Simply, cash flow describes the movement of money in and out of your accounts. When you get paid, that is inflow. When you pay a bill, that is outgo. What can be difficult, is managing this so that there is always cash flowing in and always enough for the outgo – the expenses.
Someone recently told me something like this, “I never can seem to get ahead of my debts. I pay them all off, and then I rack up another one.” This is a cash flow problem. If you find yourself turning to a credit card, because your bills exceeded your income, this is a cash flow problem. If you find that you are spending more than you are bringing in, this is a cash flow problem.
In a business, any of these scenarios are problematic because it demonstrates the business isn’t sustainable. A negative cash flow represents the same problem for our personal finances.
What can we do to navigate cash flow issues in our personal finances?
Create a spending plan and follow it.
Expect the unexpected expenses and save for them. Go through your credit and debit card statements and pick out expenses that you hadn’t planned for. Incorporate them into your spending plan.

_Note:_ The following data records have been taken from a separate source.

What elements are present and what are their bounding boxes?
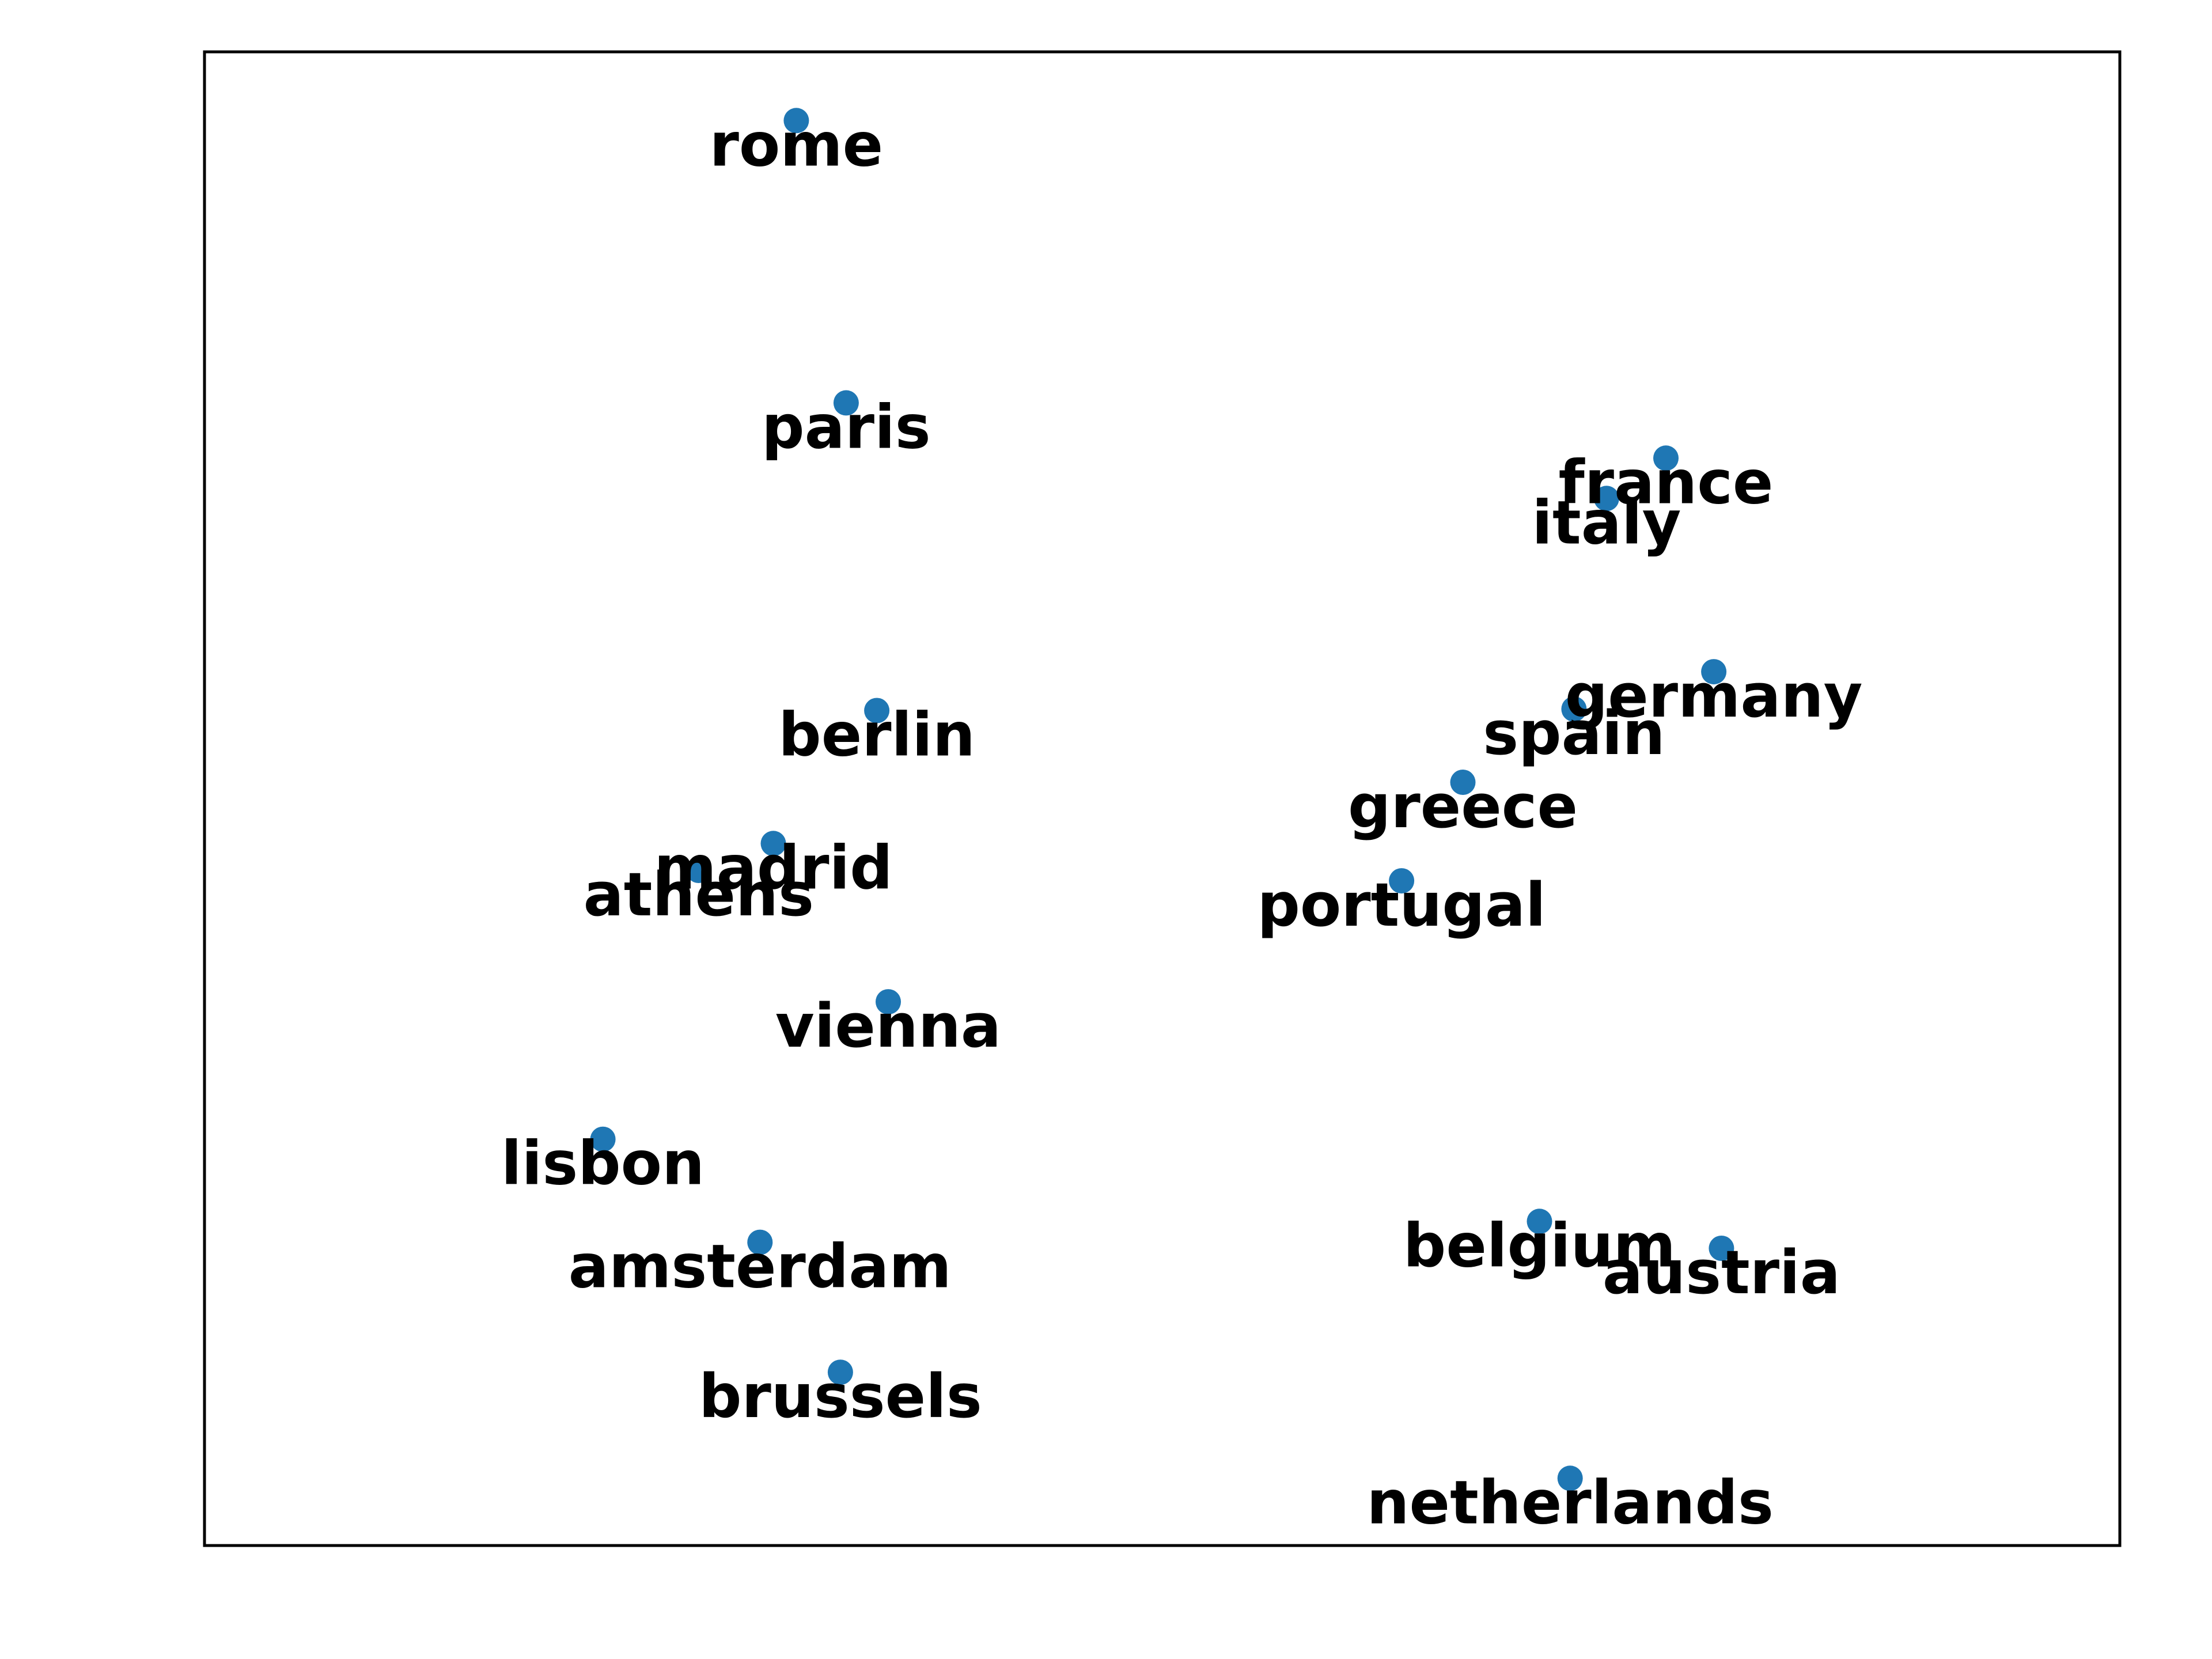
point-label-madrid: madrid: [654, 832, 892, 903]
point-label-berlin: berlin: [778, 700, 975, 770]
scatter-point-spain: [1561, 696, 1587, 722]
scatter-point-germany: [1701, 659, 1727, 685]
point-label-netherlands: netherlands: [1367, 1467, 1774, 1537]
point-label-austria: austria: [1603, 1237, 1840, 1308]
point-label-portugal: portugal: [1257, 870, 1546, 940]
point-label-france: france: [1559, 447, 1774, 517]
point-label-spain: spain: [1483, 698, 1665, 768]
scatter-point-amsterdam: [747, 1229, 773, 1255]
data-marks: [590, 108, 1734, 1491]
point-label-vienna: vienna: [775, 991, 1001, 1061]
scatter-point-italy: [1593, 486, 1619, 512]
scatter-point-portugal: [1389, 868, 1415, 894]
scatter-point-belgium: [1527, 1209, 1552, 1234]
point-label-greece: greece: [1348, 771, 1578, 842]
plot-area-frame: [203, 50, 2122, 1547]
point-label-germany: germany: [1565, 661, 1863, 731]
point-label-lisbon: lisbon: [501, 1128, 704, 1199]
scatter-point-athens: [685, 858, 711, 883]
scatter-point-madrid: [760, 831, 786, 857]
point-label-belgium: belgium: [1403, 1210, 1676, 1281]
point-label-brussels: brussels: [699, 1361, 982, 1431]
point-label-italy: italy: [1532, 487, 1681, 558]
point-label-amsterdam: amsterdam: [569, 1232, 952, 1302]
scatter-point-vienna: [876, 989, 901, 1015]
scatter-point-berlin: [864, 698, 890, 724]
scatter-point-netherlands: [1557, 1465, 1583, 1491]
scatter-point-rome: [783, 108, 809, 134]
point-label-athens: athens: [584, 859, 814, 930]
scatter-point-austria: [1709, 1236, 1734, 1261]
scatter-point-greece: [1450, 770, 1476, 795]
scatter-point-brussels: [827, 1359, 853, 1385]
point-label-rome: rome: [710, 109, 884, 180]
scatter-point-france: [1653, 445, 1679, 471]
point-label-paris: paris: [762, 392, 930, 462]
scatter-point-lisbon: [590, 1126, 616, 1152]
scatter-point-paris: [833, 390, 859, 416]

Pay off debt strategically. Only pay the minimums on your debts and then if you have extra money that isn’t needed for something else, then apply it to one of your debts. If you might need that money for something else (like 5 below), don’t use it to pay off existing debt if it will result in future debt.
Forecast your income and outgo. Look at what you know you will be receiving over the next month, and what you know you have to pay. Assess whether you will have a positive or negative cash flow.
Create a savings account that can serve as a cushion for truly unexpected expenses or decreases in income. If you’re self-employed, this is critical. This allows you to take time off or support you should income be slower than anticipated.
Together, these steps will help you take charge of any cash flow problems you might be experiencing, or at a minimum, help you feel clear, confident, and in control of your finances!